In crafting a vaccination policy, an employer should consider whether a mandatory vaccination requirement, as compared to alternative policies that either “strongly encourage” vaccinations or simply provide that vaccination is purely voluntary and not a workplace requirement, may affect the morale of its workforce. Employers should expect that employees will have divergent views on the necessity of vaccinations, as well as be prepared for the impacts of co-workers with opposite views. Effective communication with employees, regardless of the policy an employer ultimately implements, should help reduce workplace tensions.
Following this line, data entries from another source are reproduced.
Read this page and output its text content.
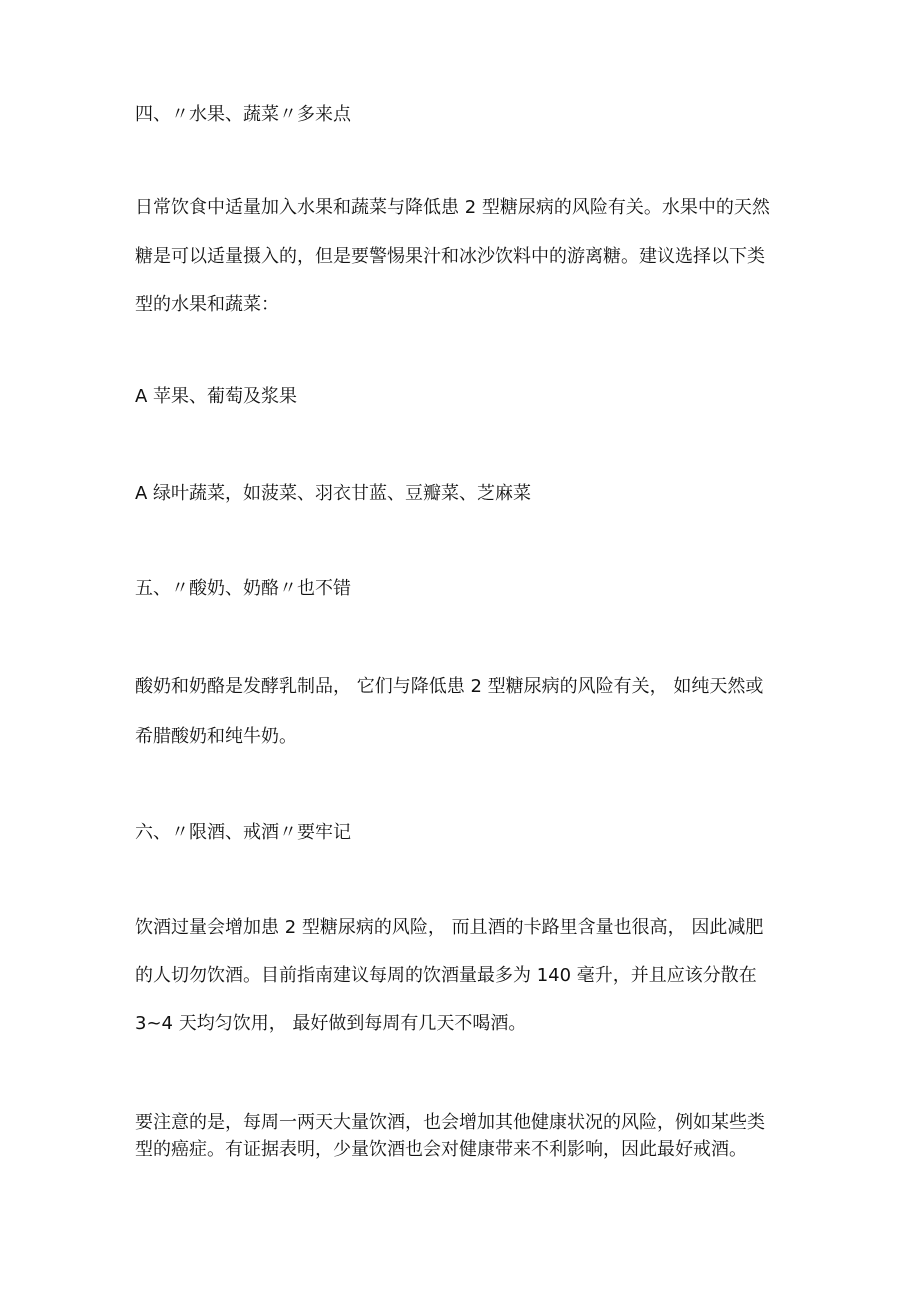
四、〃水果、蔬菜〃多来点
日常饮食中适量加入水果和蔬菜与降低患 2 型糖尿病的风险有关。水果中的天然
糖是可以适量摄入的，但是要警惕果汁和冰沙饮料中的游离糖。建议选择以下类
型的水果和蔬菜：
A 苹果、葡萄及浆果
A 绿叶蔬菜，如菠菜、羽衣甘蓝、豆瓣菜、芝麻菜
五、〃酸奶、奶酪〃也不错
酸奶和奶酪是发酵乳制品， 它们与降低患 2 型糖尿病的风险有关， 如纯天然或
希腊酸奶和纯牛奶。
六、〃限酒、戒酒〃要牢记
饮酒过量会增加患 2 型糖尿病的风险， 而且酒的卡路里含量也很高， 因此减肥
的人切勿饮酒。目前指南建议每周的饮酒量最多为 140 毫升，并且应该分散在
3~4 天均匀饮用， 最好做到每周有几天不喝酒。
要注意的是，每周一两天大量饮酒，也会增加其他健康状况的风险，例如某些类
型的癌症。有证据表明，少量饮酒也会对健康带来不利影响，因此最好戒酒。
The vaccines also are currently in the very early phases of distribution, and, depending on the employer’s workforce, mandatory vaccinations may not be well-received by individuals who are hesitant to become vaccinated. On the other hand, an employer in a heavily customer-facing industry, such as the hospitality, retail and entertainment sectors, may decide to mandate vaccinations in order to increase public confidence in the safety of their services.

9. Potential Side Effects from Vaccinations Should Be Considered

According to media reports based on certain medical studies, a small percentage of individuals who receive the vaccine may suffer side effects. An employer that implements a mandatory vaccination policy should consider how it will handle situations where an employee subject to the mandatory vaccination policy suffers side effects from the vaccine. For example, an employer may wish to consider providing such an employee with a paid leave of absence during the period in which he or she is recovering from the side effects. An employer should also discuss any mandatory vaccination policy with applicable insurance carriers, including the employer’s workers’ compensation insurer, to address coverage in the event an employee becomes ill from side effects.

10. All Employees May Not Have to Be Subject to a Mandatory Vaccination Policy

Due to the nature of the vaccination’s phased distribution, certain sectors of the population are eligible to receive the vaccination in the first phase, including frontline healthcare workers and long-term care facility residents. To ensure a safe workplace, an employer should consider whether to implement different vaccination policies with respect to employees in different roles and/or work locations. For example, an employer may wish to mandate vaccinations for employees who have more direct interaction with other workers or with the public as compared to employees who do not.